Ashley Judd can’t be easily defined.
She’s an avid political activist and humanitarian who flirted with a U.S. Senate run. She has a degree from Harvard and she’s the University of Kentucky basketball team’s No. 1 fan, though she doesn’t expect them to win another NCAA championship this year.
Oh yeah, and the 45-year-old is an accomplished actress with a career now in its third decade.
Judd plays Natalie Prior, mom of protagonist Tris (Shailene Woodley), in “Divergent,” the latest young adult cinematic adaptation set in a dystopian future.
amNewYork spoke with the busy multi-hyphenate about the world of big-budget franchise entertainment.
What do you think of this surge in young adult adaptations?
I was certainly familiar with this surge in both literature and film featuring young heroines, which is great. It’s overdue and it should be a natural part of our culture and the marketplace.
So you see an overall improvement in representations of women?
You look at the Jennifer Lawrences and the Shailene Woodleys and this is what it should be. Naturally, watching the Oscars I was struck by one of the things Cate Blanchett mentioned in her acceptance speech, which is “Women should be at the center of films. We’re at the center of life.”
What will it take for continuing progress in that area?
I do think other people are better equipped to answer the question from a variety of angles because in so many ways I have opted out. I think a safe answer would be writers, writers creating the material, whether the writers are male or female, and then audiences connecting with material, so there’s basically the supply and demand equation that’s being invigorated on both sides.

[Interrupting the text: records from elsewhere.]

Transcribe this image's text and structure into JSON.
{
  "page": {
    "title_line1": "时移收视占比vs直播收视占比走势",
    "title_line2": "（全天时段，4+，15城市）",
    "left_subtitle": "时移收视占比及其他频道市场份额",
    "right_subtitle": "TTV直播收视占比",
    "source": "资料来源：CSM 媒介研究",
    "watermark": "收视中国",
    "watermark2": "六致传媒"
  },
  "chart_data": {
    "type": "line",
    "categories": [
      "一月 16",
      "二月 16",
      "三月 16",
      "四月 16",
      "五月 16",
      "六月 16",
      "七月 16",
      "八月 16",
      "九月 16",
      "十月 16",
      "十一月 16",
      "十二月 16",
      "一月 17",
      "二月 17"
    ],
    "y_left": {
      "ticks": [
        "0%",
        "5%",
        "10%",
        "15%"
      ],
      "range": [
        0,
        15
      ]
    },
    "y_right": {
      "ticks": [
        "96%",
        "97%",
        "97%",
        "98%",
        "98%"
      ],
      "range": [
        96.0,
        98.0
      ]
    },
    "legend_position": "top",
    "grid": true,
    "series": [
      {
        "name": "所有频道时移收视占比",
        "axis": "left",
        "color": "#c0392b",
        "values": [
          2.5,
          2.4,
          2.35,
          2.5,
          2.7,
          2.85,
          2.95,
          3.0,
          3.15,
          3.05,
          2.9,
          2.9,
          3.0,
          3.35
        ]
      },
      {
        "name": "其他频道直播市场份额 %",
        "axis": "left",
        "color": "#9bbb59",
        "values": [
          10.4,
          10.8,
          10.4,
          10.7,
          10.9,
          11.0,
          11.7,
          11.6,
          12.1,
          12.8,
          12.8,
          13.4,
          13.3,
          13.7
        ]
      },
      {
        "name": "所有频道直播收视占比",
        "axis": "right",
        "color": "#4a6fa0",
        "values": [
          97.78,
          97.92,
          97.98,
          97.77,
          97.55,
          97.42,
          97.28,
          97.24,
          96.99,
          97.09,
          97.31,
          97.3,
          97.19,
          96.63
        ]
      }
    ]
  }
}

How does your job change when it comes to acting in a big-budget studio production?
My job is fundamentally the same. The first thing that came to mind when you were talking about the difference in budgets is that the snacks are better. On “Divergent,” there was a doughnut that seemed to be passed around, my favorite kind ? I put it on my chair and I thought about it all day, I couldn’t wait. I was going to eat my doughnut, and somebody had eaten it and it was gone. I was despondent. And the next day, this whole box of doughnuts from a place called Do-Rite showed up in my trailer.
What makes “Divergent” unique in the realm of stories about individuals rejecting the parameters society places on them?
For me, what came up when I was reading the material and working on it is the fact that I have these essential needs well-articulated by Maslow’s Hierarchy. Sometimes there will be a seamless flow between my need for connection and belonging, for purpose, for autonomy, for safety and security, for self-expression, and other times those things will be in profound conflict and tension. I think that the movie just ebbs and flows between that range of humanity effortlessly.